O STF incluiu o auxílio-alimentação na lista de verbas que deveriam ser extintas. A PGR, no entanto, argumenta que o benefício tem amparo legal expresso na legislação federal aplicável aos servidores públicos e requer que o pagamento seja expressamente admitido durante o período de transição estabelecido pela Corte.
“O acórdão embargado recomenda esclarecimento adicional quanto ao tratamento conferido a direitos já adquiridos a férias, plantões e licença-prêmio que, por circunstâncias supervenientes, se tornaram insuscetíveis de fruição”, diz a PGR.

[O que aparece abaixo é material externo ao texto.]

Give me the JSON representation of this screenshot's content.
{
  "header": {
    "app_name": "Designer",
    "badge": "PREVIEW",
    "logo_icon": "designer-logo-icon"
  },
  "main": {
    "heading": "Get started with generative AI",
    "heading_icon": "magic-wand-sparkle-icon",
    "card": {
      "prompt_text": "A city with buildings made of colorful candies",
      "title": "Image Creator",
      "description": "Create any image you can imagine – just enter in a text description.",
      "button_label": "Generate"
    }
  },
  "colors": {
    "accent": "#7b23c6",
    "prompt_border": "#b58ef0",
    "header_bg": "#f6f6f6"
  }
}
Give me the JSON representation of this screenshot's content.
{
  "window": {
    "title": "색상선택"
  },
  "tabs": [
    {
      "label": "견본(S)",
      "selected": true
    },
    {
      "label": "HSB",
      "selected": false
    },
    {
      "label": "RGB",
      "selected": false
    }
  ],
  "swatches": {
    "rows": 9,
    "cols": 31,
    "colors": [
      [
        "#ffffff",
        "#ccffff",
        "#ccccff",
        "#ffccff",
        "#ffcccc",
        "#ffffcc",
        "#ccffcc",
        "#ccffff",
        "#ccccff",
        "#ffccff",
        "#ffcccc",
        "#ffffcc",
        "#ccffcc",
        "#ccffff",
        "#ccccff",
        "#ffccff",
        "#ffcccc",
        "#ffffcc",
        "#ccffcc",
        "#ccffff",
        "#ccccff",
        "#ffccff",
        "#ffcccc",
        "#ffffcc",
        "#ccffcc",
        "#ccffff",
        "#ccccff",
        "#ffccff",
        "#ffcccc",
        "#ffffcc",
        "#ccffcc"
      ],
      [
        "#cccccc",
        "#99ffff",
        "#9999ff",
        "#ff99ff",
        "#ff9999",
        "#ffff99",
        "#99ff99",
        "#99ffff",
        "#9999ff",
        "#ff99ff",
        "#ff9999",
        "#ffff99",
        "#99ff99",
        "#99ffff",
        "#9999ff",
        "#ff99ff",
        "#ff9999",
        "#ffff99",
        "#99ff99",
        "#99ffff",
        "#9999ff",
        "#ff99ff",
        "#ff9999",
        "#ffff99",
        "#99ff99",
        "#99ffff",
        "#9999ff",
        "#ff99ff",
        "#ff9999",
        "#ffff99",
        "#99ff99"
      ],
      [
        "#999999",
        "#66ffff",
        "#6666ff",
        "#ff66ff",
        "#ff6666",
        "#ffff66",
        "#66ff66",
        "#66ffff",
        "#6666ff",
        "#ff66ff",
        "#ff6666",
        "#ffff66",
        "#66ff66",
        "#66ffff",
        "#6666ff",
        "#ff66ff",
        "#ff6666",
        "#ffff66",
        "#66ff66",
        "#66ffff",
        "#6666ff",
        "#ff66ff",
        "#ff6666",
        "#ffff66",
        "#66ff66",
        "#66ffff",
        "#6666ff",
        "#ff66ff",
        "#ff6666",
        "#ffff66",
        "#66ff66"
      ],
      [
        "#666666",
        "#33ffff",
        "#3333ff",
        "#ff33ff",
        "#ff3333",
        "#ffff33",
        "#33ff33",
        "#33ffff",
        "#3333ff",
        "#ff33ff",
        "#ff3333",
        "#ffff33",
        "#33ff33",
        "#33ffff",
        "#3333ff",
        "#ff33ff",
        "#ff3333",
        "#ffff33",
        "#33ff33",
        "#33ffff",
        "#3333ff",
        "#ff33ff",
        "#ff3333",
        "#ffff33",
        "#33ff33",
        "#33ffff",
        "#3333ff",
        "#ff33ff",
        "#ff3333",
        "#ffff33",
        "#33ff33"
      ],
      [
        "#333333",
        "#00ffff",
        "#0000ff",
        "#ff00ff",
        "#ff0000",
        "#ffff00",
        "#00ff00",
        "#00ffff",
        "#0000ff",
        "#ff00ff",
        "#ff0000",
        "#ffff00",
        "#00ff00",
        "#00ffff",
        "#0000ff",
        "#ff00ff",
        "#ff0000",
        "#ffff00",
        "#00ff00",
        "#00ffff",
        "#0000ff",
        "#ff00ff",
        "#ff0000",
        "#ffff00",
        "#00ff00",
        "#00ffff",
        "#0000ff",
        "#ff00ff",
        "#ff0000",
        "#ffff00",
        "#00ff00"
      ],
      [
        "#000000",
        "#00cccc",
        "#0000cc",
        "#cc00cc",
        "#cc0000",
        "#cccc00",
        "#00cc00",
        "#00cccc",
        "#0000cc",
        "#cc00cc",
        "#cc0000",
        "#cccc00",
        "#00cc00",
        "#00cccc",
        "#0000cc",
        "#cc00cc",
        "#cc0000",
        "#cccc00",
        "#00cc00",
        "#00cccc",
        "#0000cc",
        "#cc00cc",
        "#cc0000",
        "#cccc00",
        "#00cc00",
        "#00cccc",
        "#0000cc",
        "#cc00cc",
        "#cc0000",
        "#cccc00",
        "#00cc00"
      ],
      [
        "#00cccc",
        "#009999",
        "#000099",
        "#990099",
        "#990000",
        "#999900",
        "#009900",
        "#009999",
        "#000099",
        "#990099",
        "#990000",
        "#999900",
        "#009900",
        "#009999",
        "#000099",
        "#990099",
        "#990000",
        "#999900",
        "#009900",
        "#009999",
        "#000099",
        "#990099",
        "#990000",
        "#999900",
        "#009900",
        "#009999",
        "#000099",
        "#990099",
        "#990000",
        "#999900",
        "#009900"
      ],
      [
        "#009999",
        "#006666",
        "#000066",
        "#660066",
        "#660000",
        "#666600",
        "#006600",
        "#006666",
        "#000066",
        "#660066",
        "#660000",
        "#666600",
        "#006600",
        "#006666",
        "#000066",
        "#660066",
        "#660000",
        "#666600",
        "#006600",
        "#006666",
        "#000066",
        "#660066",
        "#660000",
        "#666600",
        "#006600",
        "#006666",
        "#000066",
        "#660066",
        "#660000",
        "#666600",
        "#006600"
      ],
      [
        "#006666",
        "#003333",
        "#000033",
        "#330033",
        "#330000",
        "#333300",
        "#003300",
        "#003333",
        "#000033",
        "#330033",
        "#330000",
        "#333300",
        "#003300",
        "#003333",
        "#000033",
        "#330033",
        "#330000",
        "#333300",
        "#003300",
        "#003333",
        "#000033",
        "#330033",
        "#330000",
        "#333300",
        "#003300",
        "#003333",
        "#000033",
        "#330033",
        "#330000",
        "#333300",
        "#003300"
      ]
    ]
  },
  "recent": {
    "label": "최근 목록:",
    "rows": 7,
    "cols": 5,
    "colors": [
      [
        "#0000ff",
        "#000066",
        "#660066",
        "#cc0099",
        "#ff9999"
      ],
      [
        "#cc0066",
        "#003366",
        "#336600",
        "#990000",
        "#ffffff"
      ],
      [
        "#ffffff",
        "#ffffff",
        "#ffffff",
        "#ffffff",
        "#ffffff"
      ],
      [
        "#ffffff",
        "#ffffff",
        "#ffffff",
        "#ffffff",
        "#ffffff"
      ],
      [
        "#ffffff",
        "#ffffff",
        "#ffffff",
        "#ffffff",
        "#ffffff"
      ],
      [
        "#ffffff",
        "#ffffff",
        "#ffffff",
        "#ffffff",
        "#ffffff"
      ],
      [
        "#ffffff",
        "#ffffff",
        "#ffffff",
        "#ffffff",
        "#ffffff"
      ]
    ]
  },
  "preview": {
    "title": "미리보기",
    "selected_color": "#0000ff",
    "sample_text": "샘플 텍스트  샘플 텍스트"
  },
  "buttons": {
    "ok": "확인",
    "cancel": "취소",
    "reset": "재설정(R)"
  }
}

O procuradoria ainda solicita que seja permitido o pagamento em dinheiro (pecúnia) de férias, plantões e licenças antigas para os servidores que já tinham esse direito, mas não puderam usufruir na época adequada.
A PGR também exige regras mais precisas sobre o novo bônus por tempo de carreira, questionando o que deve contar como “atividade jurídica” e como esse valor será repassado aos aposentados e pensionistas. Além disso, o recurso pede a garantia de que não haverá pagamentos duplicados para gratificações antigas e novas com a mesma finalidade, e defende que o Ministério Público seja fiscalizado pelo seu próprio conselho.
Na primeira decisão sobre o tema, o ministro Flávio Dino afirmou que os chamados “penduricalhos”, embora apresentados como verbas indenizatórias, acabam funcionando, na prática, como acréscimos salariais que burlam o teto constitucional.
Pela Constituição, o funcionalismo público está submetido ao chamado teto salarial — que, no plano federal, corresponde ao subsídio dos ministros do STF. A regra vale para União, estados e municípios, com subtetos aplicáveis em cada esfera.
A própria Constituição permite que verbas de caráter indenizatório fiquem fora desse limite. São valores destinados a ressarcir despesas efetivamente realizadas no exercício da função, como diárias ou ajuda de custo por mudança de domicílio.
O problema surge quando parcelas classificadas como indenização não correspondem a um gasto real e extraordinário do agente público.
Licenças convertidas em dinheiro, gratificações por acúmulo de processos e auxílios pagos sem comprovação de despesa são exemplos que, segundo Dino, podem configurar remuneração disfarçada. Nesses casos, o resultado são os chamados “supersalários” — vencimentos que ultrapassam o teto constitucional.